Chen is well-known in the field of catalysis for his applications of near-edge X-ray absorption fine structures (NEXAFS) to elucidate the chemical and physical properties of model and practical catalysts, and of key reactive species on them. His 1997 monograph on NEXAFS investigations of metal oxides, nitrides, carbides and sulfides, published in Surface Science Reports, remains the key source in this area.

Besides the Catalysis Club of Philadelphia Award, Chen has won many other awards and fellowships. In 1983, he was selected as one of the top 40 Chinese chemistry students for the China-USA Graduate Fellowship to study in the United States, and, during his graduate studies at the University of Pittsburgh, he was awarded the 1986 Russell Varian Fellowship—an award given by the American Vacuum Society each year to recognize a graduate student in the field of surface science.

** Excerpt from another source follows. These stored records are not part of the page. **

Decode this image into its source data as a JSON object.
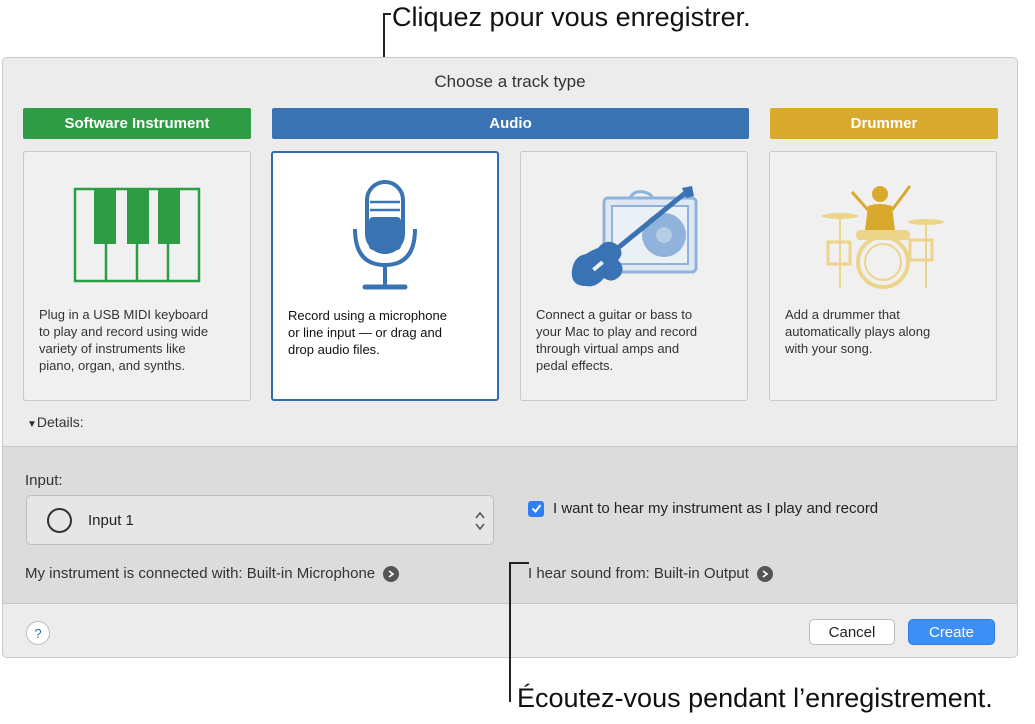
{
  "callouts": {
    "top": "Cliquez pour vous enregistrer.",
    "bottom": "Écoutez-vous pendant l’enregistrement."
  },
  "dialog": {
    "title": "Choose a track type"
  },
  "tabs": [
    {
      "label": "Software Instrument",
      "color": "#2e9b45"
    },
    {
      "label": "Audio",
      "color": "#3a73b3"
    },
    {
      "label": "Drummer",
      "color": "#d8a92c"
    }
  ],
  "cards": [
    {
      "icon": "piano-keys-icon",
      "description": "Plug in a USB MIDI keyboard\nto play and record using wide\nvariety of instruments like\npiano, organ, and synths."
    },
    {
      "icon": "microphone-icon",
      "description": "Record using a microphone\nor line input — or drag and\ndrop audio files.",
      "selected": true
    },
    {
      "icon": "guitar-amp-icon",
      "description": "Connect a guitar or bass to\nyour Mac to play and record\nthrough virtual amps and\npedal effects."
    },
    {
      "icon": "drummer-icon",
      "description": "Add a drummer that\nautomatically plays along\nwith your song."
    }
  ],
  "details": {
    "toggle_label": "Details:",
    "input_label": "Input:",
    "input_value": "Input 1",
    "connected_with": "My instrument is connected with: Built-in Microphone",
    "monitor_label": "I want to hear my instrument as I play and record",
    "monitor_checked": true,
    "hear_sound_from": "I hear sound from: Built-in Output"
  },
  "footer": {
    "help_label": "?",
    "cancel_label": "Cancel",
    "create_label": "Create"
  },
  "colors": {
    "accent": "#3d8ff5",
    "green": "#2e9b45",
    "blue": "#3a73b3",
    "gold": "#d8a92c",
    "light_blue": "#8fb3da",
    "light_gold": "#ecd48a"
  }
}
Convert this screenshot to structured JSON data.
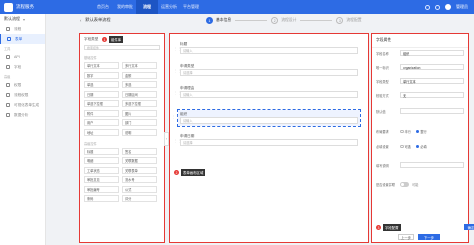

After working at the Exxon Corporate Research Laboratories for several years, Chen accepted a tenured faculty position in UD’s departments of Materials Science and Engineering and Chemical Engineering. He was promoted to the rank of professor in 2002 and currently directs CCST, one of the world’s leading academic catalysis centers. He was elected as chairperson of the prestigious Gordon Research Conference on Catalysis for 2002 and has authored more than 100 scientific papers and 15 patents.

Mark Barteau, UD’s Robert L. Pigford Professor of Chemical Engineering, was awarded the Catalysis Club of Philadelphia Award in 2001 for his contributions to the field of catalysis.